This document provides background and motivation on the Global Knowledge Commons (GKC) project and the datadistillery.org site.
Background
A couple years ago, I built a tool called wbmaker when working with a Wikibase instance on the wikibase.cloud project. It provided a minimal abstraction on the WikibaseIntegrator project, which is quite excellent for what it does. However, I'm also working toward a broader slate of open data contributions across multiple platforms.
I started the gkc project from the standpoint of Wikidata, with additional modules and functionality for other Wikimedia projects and OpenStreetMap to follow. I came at this from the perspective of entity schemas as the basis for source data processing into Wikidata items - essentially pushing toward schema-driven data development. While there are limitations in the shape expression (ShEx) approach to documenting schemas, it is what Wikidata (sort of) supports and offers a reasonable building block.
The Data Distillery concept, of which the GKC package is a core component, was born out of a bit of whimsy long ago on another project - the 4D Digital Crust. This was one of the early projects in the National Science Foundation's EarthCube venture where I was co-PI on a rather ambitious grant to build an integration of data modeling the spatiotemporal dynamics of the planet. Our project team was sitting around a table in Fort Collins dreaming up what we thought we could build. I said something about whiskey and a Data Distillery, one of our guys snapped up a cool domain name, and it's sat around dormant until now.
My initial focus in the project is on building an end-to-end workflow from source data about federally recognized tribes in the U.S. into representative Wikidata items and Wikipedia articles. At the outset, there were many missing tribes and a great deal of variation in how Wikidata items were documented and Wikipedia articles structured. The basic sequence of the workflow I started with to build this project includes:
- spreadsheet of source information (tribe names and aliases, properties about tribes, etc.) assembled through a variety or manual and code-assisted means
- entity schema in ShExC (work in progress)
- conversion of entity schema into a JSON-based mapping of source data to target Wikidata item structure
- transformation of source data to Wikidata's JSON structure
- rinse and repeat through the thousands of heterogeneous data sources in need of distilling into working knowledge
Why a new package
I've worked with both WikibaseIntegrator and pyWikiBot over the years. The WBI project is much more functional, and I've used it to create and modify thousands of items in both Wikidata and other Wikibase instances. For a variety of reasons, I kept ending up in a usage pattern with WBI where I was building one-off scripts that essentially mixed data, configuration, and processing logic all together. I wanted something for Wikidata that was based in entity schemas and clearly separated data mapping/configuration logic from processing.
At the end of the day, WBI is a Python wrapper on the Wikimedia APIs (mostly REST). It puts together a JSON packet aligned with what the REST API requires and submits it. What I've come up with here is a different approach toward the same end goal that works better with the data processing mode I work with. It may or may not prove useful for others.
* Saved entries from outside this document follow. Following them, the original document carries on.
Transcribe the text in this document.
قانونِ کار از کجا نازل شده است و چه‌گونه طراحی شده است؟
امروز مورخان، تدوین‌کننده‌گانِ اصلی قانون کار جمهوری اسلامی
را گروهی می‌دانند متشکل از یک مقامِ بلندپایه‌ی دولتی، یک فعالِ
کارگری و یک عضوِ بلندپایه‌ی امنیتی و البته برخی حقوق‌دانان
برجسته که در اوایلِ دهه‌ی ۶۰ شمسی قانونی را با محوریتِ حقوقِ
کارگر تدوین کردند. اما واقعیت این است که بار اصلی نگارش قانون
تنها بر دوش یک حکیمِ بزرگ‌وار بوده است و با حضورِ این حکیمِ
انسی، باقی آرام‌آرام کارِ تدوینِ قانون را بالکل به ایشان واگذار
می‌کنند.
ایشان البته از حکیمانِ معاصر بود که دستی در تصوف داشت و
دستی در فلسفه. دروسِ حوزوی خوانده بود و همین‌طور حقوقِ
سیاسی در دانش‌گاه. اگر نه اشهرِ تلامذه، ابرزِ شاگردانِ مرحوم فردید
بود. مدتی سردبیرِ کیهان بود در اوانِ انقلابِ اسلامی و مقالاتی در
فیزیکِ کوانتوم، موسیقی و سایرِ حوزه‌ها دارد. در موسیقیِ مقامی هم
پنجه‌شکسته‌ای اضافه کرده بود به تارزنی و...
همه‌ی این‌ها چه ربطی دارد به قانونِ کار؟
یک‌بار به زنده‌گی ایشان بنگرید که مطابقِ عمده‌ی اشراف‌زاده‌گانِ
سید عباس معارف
I am also working to harmonize data and information about the same things between multiple best-fit technologies in the Commons and want a package that helps me make the connections and get content online in the most accurate and explainable ways I can. For instance, when contributing things like headquarters locations for tribes in the U.S., I want those showing up as both claims in Wikidata and as point features in OpenStreetMap with links between. When working on Wikipedia articles and filling out info boxes, I want to ensure alignment of facts with what's in Wikidata.
Code writing with Copilot
I've been writing Python code for well over a decade as part of my professional career, but I'm a biologist and incidental data scientist and not a software engineer. Copilot and code-forward AI agents are the best thing to come along in my lifetime to help make up for that lacking skillset. I know what needs to be done and mostly how to go about it, but I've never been able to match the speed and efficiency in turning wishes and dreams (aka requirements) into working software that is robust, reliable, maintainable, and truly able to be used and contributed to by others. Now that we have these capabilities, I'm making good use of them here. A quick look through my GitHub account will show a marked distinction in the sophistication of this project.
The copilot folder contains pages describing the result of the conversational way I've built the code in VSCode with Microsoft's Copilot and various models/agents (mostly Claude Sonnet). I'm keeping those intact because they are both good documentation of the functionality built into the code and a curated view into the way the code is developing.
Before committing, merging, and publishing (to PyPi), I am iteratively working through real-world examples to ensure that the code all does exactly what it is designed to do. I have many projects in the works in the Commons, and so I can fully exercise all the features and functionality I'm building on real data. In most cases, I am incorporating them here into the project as examples. You will also see examples show up in my Indian Country Data project where I mostly have workflows in notebooks.
I'm also giving the code itself a thorough review as well as validating the end results. I'm learning a lot by looking carefully through what the code-writing models are doing and how they are approaching system architecture. Hands down, though, there's no way I could possibly generate this kind of high-quality code, tests, and feature documentation in anywhere near the time Copilot is able to get it done from a simple statement about what I want the end result to be and some iterative testing with real data.